Es war ein dramatisches Finale der europäischen Ambitionen von Alba Berlin, am Ende aber auch ein enttäuschendes. Alba Berlin ist ausgeschieden, nach seiner 77:83-Niederlage in Malaga ist das Kapitel Europa für diese Saison beendet. Zwar war Peyton Silva mit 15 Punkten und satten neun Vorlagen bester Spieler in Reihen der Berliner. Am Endresultat konnte aber auch er nichts ändern. Die Berliner sind ausgeschieden. Ab jetzt gibt es nur noch den relativ grauen Liga-Alltag im deutschen Basketball.

Ab jetzt nur noch nationale Wettbewerbe in dieser Saison

Immerhin hatte man die „Top-16“-Runde erreicht, doch für das Viertelfinale reichen die Korbwerfkünste der Berliner nun in Europa doch nicht. Es war dann ein Spiel, das über alles entscheidet. Ein Sieg hätte das Weiterkommen gebracht, eine Niederlage, wie es dann ja auch kam, bedeutete das Aus. Immerhin hatten die Verantwortlich im Club, wohl wissend um die relative Stärke ihres Kaders im europäischen Vergleich, auch nicht erwartet. Dennoch war Alba Berlin in Andalusien relativ nah dran.

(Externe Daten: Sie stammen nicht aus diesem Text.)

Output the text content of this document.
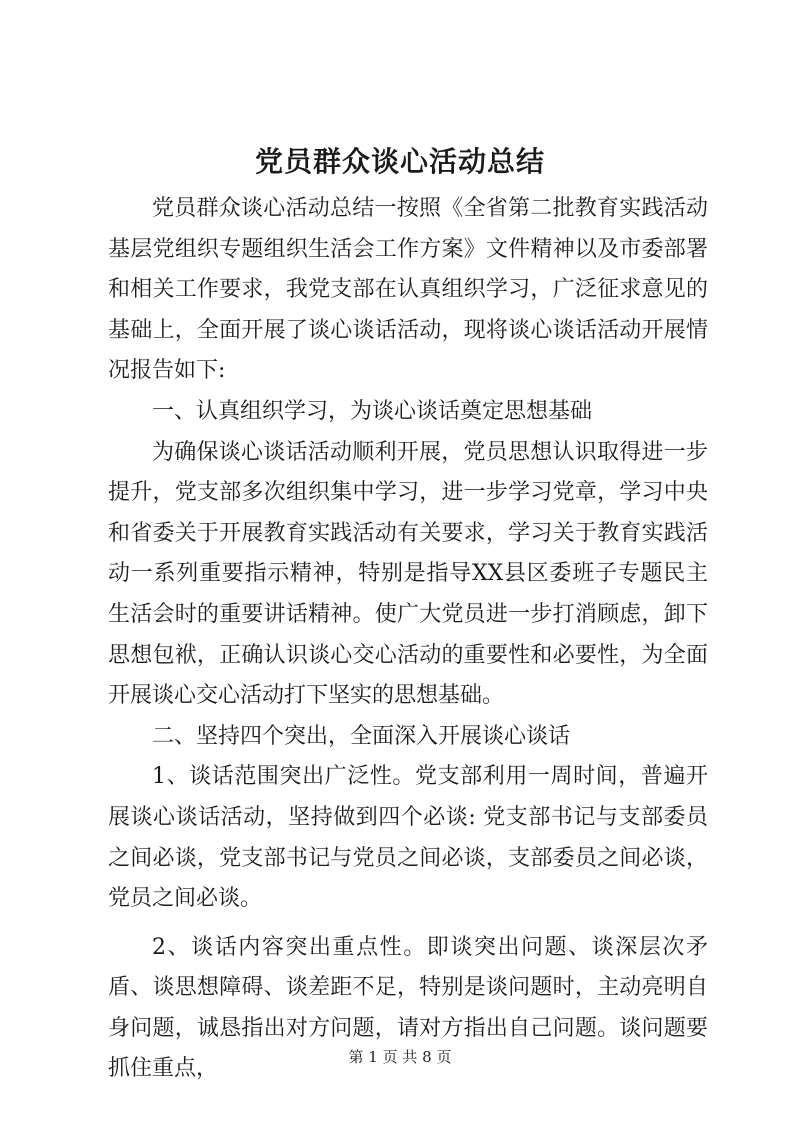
党员群众谈心活动总结

党员群众谈心活动总结一按照《全省第二批教育实践活动基层党组织专题组织生活会工作方案》文件精神以及市委部署和相关工作要求，我党支部在认真组织学习，广泛征求意见的基础上，全面开展了谈心谈话活动，现将谈心谈话活动开展情况报告如下:

一、认真组织学习，为谈心谈话奠定思想基础

为确保谈心谈话活动顺利开展，党员思想认识取得进一步提升，党支部多次组织集中学习，进一步学习党章，学习中央和省委关于开展教育实践活动有关要求，学习关于教育实践活动一系列重要指示精神，特别是指导XX县区委班子专题民主生活会时的重要讲话精神。使广大党员进一步打消顾虑，卸下思想包袱，正确认识谈心交心活动的重要性和必要性，为全面开展谈心交心活动打下坚实的思想基础。

二、坚持四个突出，全面深入开展谈心谈话

1、谈话范围突出广泛性。党支部利用一周时间，普遍开展谈心谈话活动，坚持做到四个必谈: 党支部书记与支部委员之间必谈，党支部书记与党员之间必谈，支部委员之间必谈，党员之间必谈。

2、谈话内容突出重点性。即谈突出问题、谈深层次矛盾、谈思想障碍、谈差距不足，特别是谈问题时，主动亮明自身问题，诚恳指出对方问题，请对方指出自己问题。谈问题要抓住重点，	第 1 页 共 8 页
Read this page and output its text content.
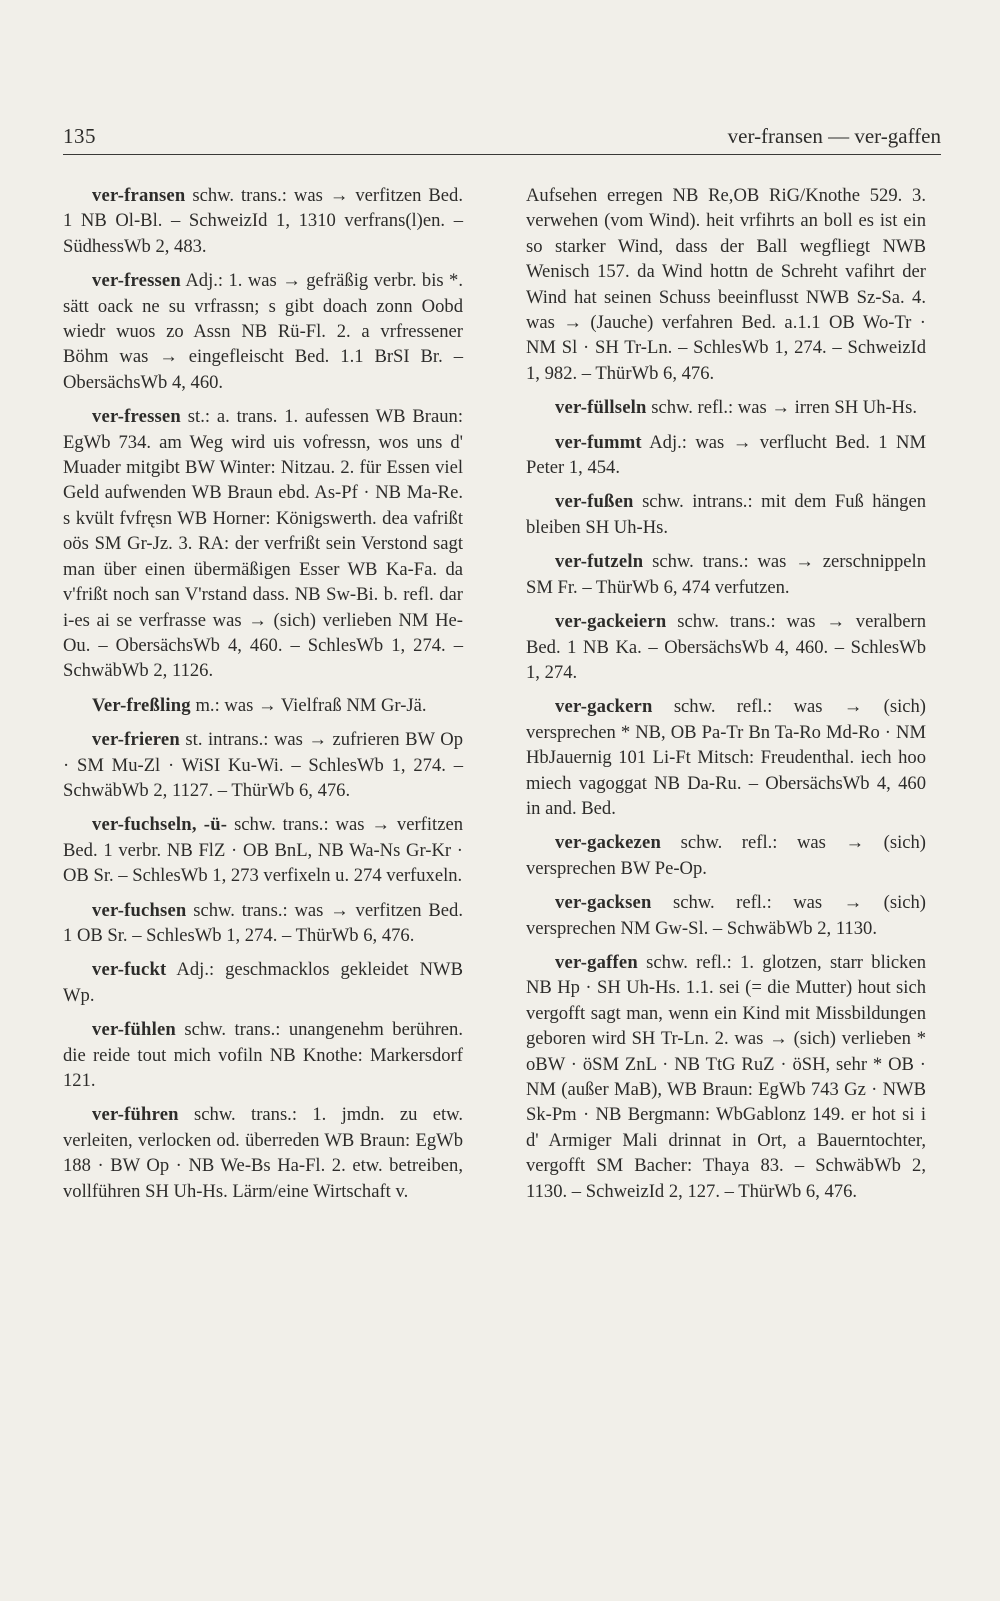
135	ver-fransen — ver-gaffen

ver-fransen schw. trans.: was → verfitzen Bed. 1 NB Ol-Bl. – SchweizId 1, 1310 verfrans(l)en. – SüdhessWb 2, 483.

ver-fressen Adj.: 1. was → gefräßig verbr. bis *. sätt oack ne su vrfrassn; s gibt doach zonn Oobd wiedr wuos zo Assn NB Rü-Fl. 2. a vrfressener Böhm was → eingefleischt Bed. 1.1 BrSI Br. – ObersächsWb 4, 460.

ver-fressen st.: a. trans. 1. aufessen WB Braun: EgWb 734. am Weg wird uis vofressn, wos uns d' Muader mitgibt BW Winter: Nitzau. 2. für Essen viel Geld aufwenden WB Braun ebd. As-Pf · NB Ma-Re. s kvült fvfręsn WB Horner: Königswerth. dea vafrißt oös SM Gr-Jz. 3. RA: der verfrißt sein Verstond sagt man über einen übermäßigen Esser WB Ka-Fa. da v'frißt noch san V'rstand dass. NB Sw-Bi. b. refl. dar i-es ai se verfrasse was → (sich) verlieben NM He-Ou. – ObersächsWb 4, 460. – SchlesWb 1, 274. – SchwäbWb 2, 1126.

Ver-freßling m.: was → Vielfraß NM Gr-Jä.

ver-frieren st. intrans.: was → zufrieren BW Op · SM Mu-Zl · WiSI Ku-Wi. – SchlesWb 1, 274. – SchwäbWb 2, 1127. – ThürWb 6, 476.

ver-fuchseln, -ü- schw. trans.: was → verfitzen Bed. 1 verbr. NB FlZ · OB BnL, NB Wa-Ns Gr-Kr · OB Sr. – SchlesWb 1, 273 verfixeln u. 274 verfuxeln.

ver-fuchsen schw. trans.: was → verfitzen Bed. 1 OB Sr. – SchlesWb 1, 274. – ThürWb 6, 476.

ver-fuckt Adj.: geschmacklos gekleidet NWB Wp.

ver-fühlen schw. trans.: unangenehm berühren. die reide tout mich vofiln NB Knothe: Markersdorf 121.

ver-führen schw. trans.: 1. jmdn. zu etw. verleiten, verlocken od. überreden WB Braun: EgWb 188 · BW Op · NB We-Bs Ha-Fl. 2. etw. betreiben, vollführen SH Uh-Hs. Lärm/eine Wirtschaft v.

Aufsehen erregen NB Re,OB RiG/Knothe 529. 3. verwehen (vom Wind). heit vrfihrts an boll es ist ein so starker Wind, dass der Ball wegfliegt NWB Wenisch 157. da Wind hottn de Schreht vafihrt der Wind hat seinen Schuss beeinflusst NWB Sz-Sa. 4. was → (Jauche) verfahren Bed. a.1.1 OB Wo-Tr · NM Sl · SH Tr-Ln. – SchlesWb 1, 274. – SchweizId 1, 982. – ThürWb 6, 476.

ver-füllseln schw. refl.: was → irren SH Uh-Hs.

ver-fummt Adj.: was → verflucht Bed. 1 NM Peter 1, 454.

ver-fußen schw. intrans.: mit dem Fuß hängen bleiben SH Uh-Hs.

ver-futzeln schw. trans.: was → zerschnippeln SM Fr. – ThürWb 6, 474 verfutzen.

ver-gackeiern schw. trans.: was → veralbern Bed. 1 NB Ka. – ObersächsWb 4, 460. – SchlesWb 1, 274.

ver-gackern schw. refl.: was → (sich) versprechen * NB, OB Pa-Tr Bn Ta-Ro Md-Ro · NM HbJauernig 101 Li-Ft Mitsch: Freudenthal. iech hoo miech vagoggat NB Da-Ru. – ObersächsWb 4, 460 in and. Bed.

ver-gackezen schw. refl.: was → (sich) versprechen BW Pe-Op.

ver-gacksen schw. refl.: was → (sich) versprechen NM Gw-Sl. – SchwäbWb 2, 1130.

ver-gaffen schw. refl.: 1. glotzen, starr blicken NB Hp · SH Uh-Hs. 1.1. sei (= die Mutter) hout sich vergofft sagt man, wenn ein Kind mit Missbildungen geboren wird SH Tr-Ln. 2. was → (sich) verlieben * oBW · öSM ZnL · NB TtG RuZ · öSH, sehr * OB · NM (außer MaB), WB Braun: EgWb 743 Gz · NWB Sk-Pm · NB Bergmann: WbGablonz 149. er hot si i d' Armiger Mali drinnat in Ort, a Bauerntochter, vergofft SM Bacher: Thaya 83. – SchwäbWb 2, 1130. – SchweizId 2, 127. – ThürWb 6, 476.
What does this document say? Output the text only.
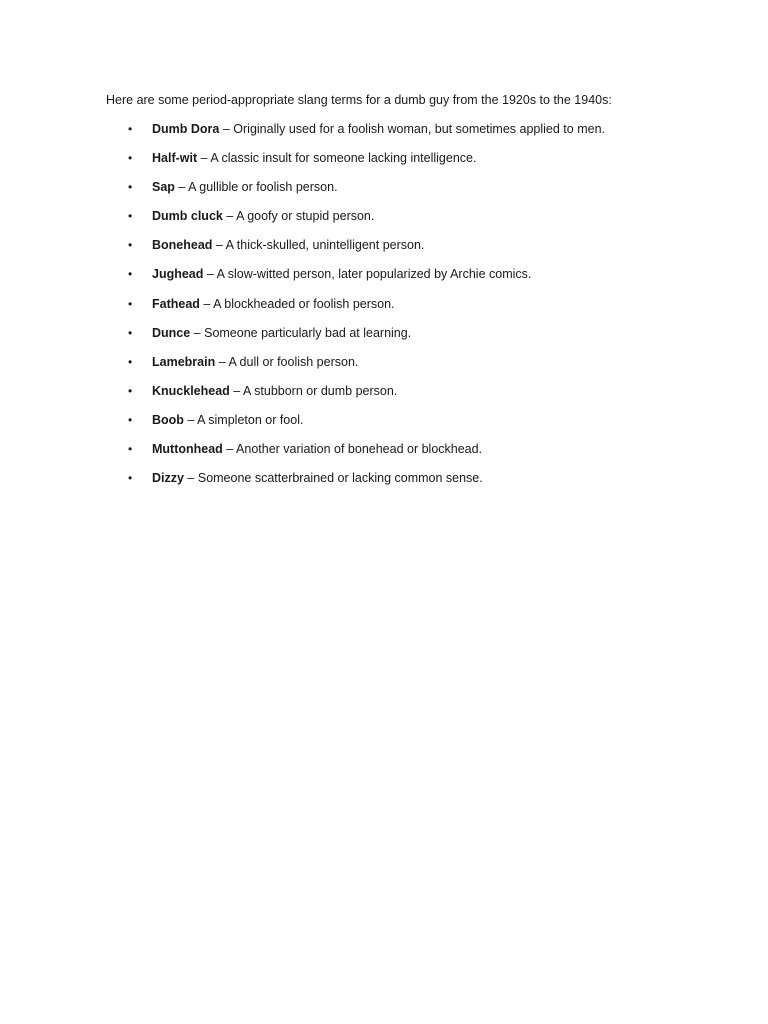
Here are some period-appropriate slang terms for a dumb guy from the 1920s to the 1940s:
• Dumb Dora – Originally used for a foolish woman, but sometimes applied to men.
• Half-wit – A classic insult for someone lacking intelligence.
• Sap – A gullible or foolish person.
• Dumb cluck – A goofy or stupid person.
• Bonehead – A thick-skulled, unintelligent person.
• Jughead – A slow-witted person, later popularized by Archie comics.
• Fathead – A blockheaded or foolish person.
• Dunce – Someone particularly bad at learning.
• Lamebrain – A dull or foolish person.
• Knucklehead – A stubborn or dumb person.
• Boob – A simpleton or fool.
• Muttonhead – Another variation of bonehead or blockhead.
• Dizzy – Someone scatterbrained or lacking common sense.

Kurz vor Schluss noch einmal Hoffnung

Allerdings ging man auch in denkbar schlechter Ausgangsposition in diese Partie. Zu Hause in Berlin hatte man mit acht Punkten Differenz verloren, diese hätte man also gut machen müssen, um noch weiterkommen zu können. Insgesamt war das Auftreten der Berliner zwar als sehr gut zu bewerten, schließlich ist Malaga auch nicht irgendwer im Basketball. Vor dem letzten Viertel kamen die Hauptstädter sogar einmal zum Ausgleich, konnten diese Phase dann aber nicht nutzen, um die acht Punkte Rückstand aufzuholen. Am Ende stand das dann doch verdiente Aus im Europapokal.